Court Opinion

ID: 8527058
Source: CourtListenerOpinion
Date Created: 2022-11-23 10:57:11.122492+00
Date Added: 2024-06-11T16:51:40.393270
License: Public Domain

DISSEHTIHG OPINION" OP
MR. CHIEF JUSTICE HERNÁNDEZ.
This is an action to recover from a carrier under a contract of transportation for failure to deliver the goods to the owners as a result of their destruction by a fire which burned the railroad cars in which the goods were carried.
The fire did not originate in the cars, but in a warehouse of the carrier, from which fit was communicated to the cars. The fire was not an accident of transportation, but was the result of the burning of the warehouse; therefore the liability *210of the carrier is not principal, but accessory to the liability attaching to the person responsible for the fire in the ■warehouse through fault or negligence.
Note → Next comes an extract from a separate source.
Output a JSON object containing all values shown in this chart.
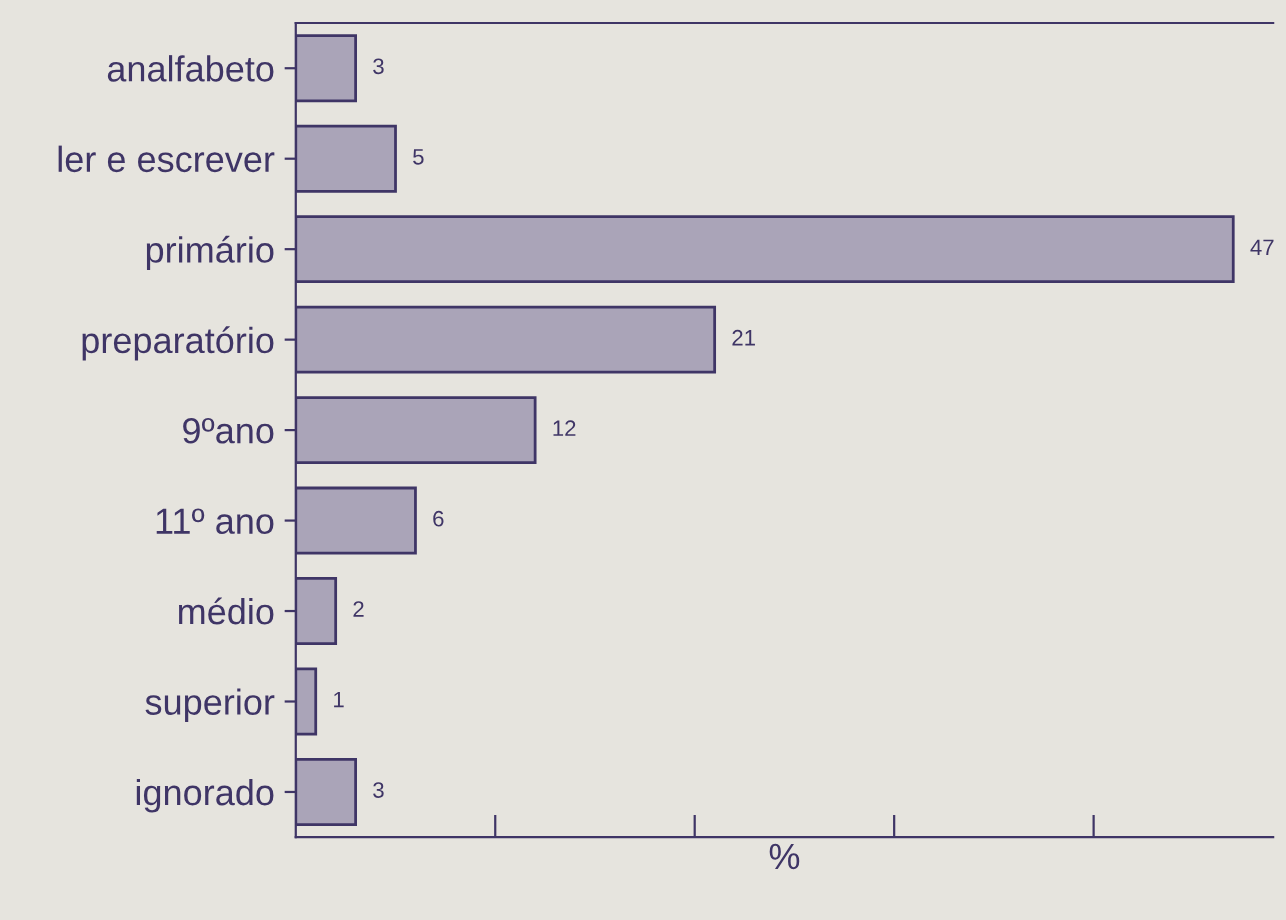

Such liability is not governed by the provisions of the Code of Commerce or of the Police Law of Railroads and its regulations, assuming that the said law and regulations are in force, but by the common law, that is, the provisions of the Civil Code applicable to the case. The fault or negligence is not to be proved by the carrier, but by the persons suing for damages, as required by the general rules of substantive and adjective law imposing upon the plaintiff the burden of proving his action.
Article 139 of the Regulations for the Application of the Police Law of Railroads, providing that a fire shall not be considered a case of vis major unless the carrier proves that it was not due to the negligence or carelessness of his employees or to the insufficiency or bad condition of the means of transportation, if applicable would constitute an exception to the' general rule stated and would have to be construed strictly, being applicable only when the fire had originated in the cars in which the merchandise was transported and not when the fire originated in a warehouse and was communicated to the cars.
The judgment of the Supreme Court of Spain of October 7, 1899, is not applicable to the case at bar, for it refers to a fire originating in a car of the carrier and not in another place apart.
And it is to be noticed that article 361 of the Code of Commerce refers only to the loss or damage suffered by the goods in transportation.
For the foregoing reasons I dissent from the majority opinion of the court and am of the opinion that the judgments appealed from should be reversed.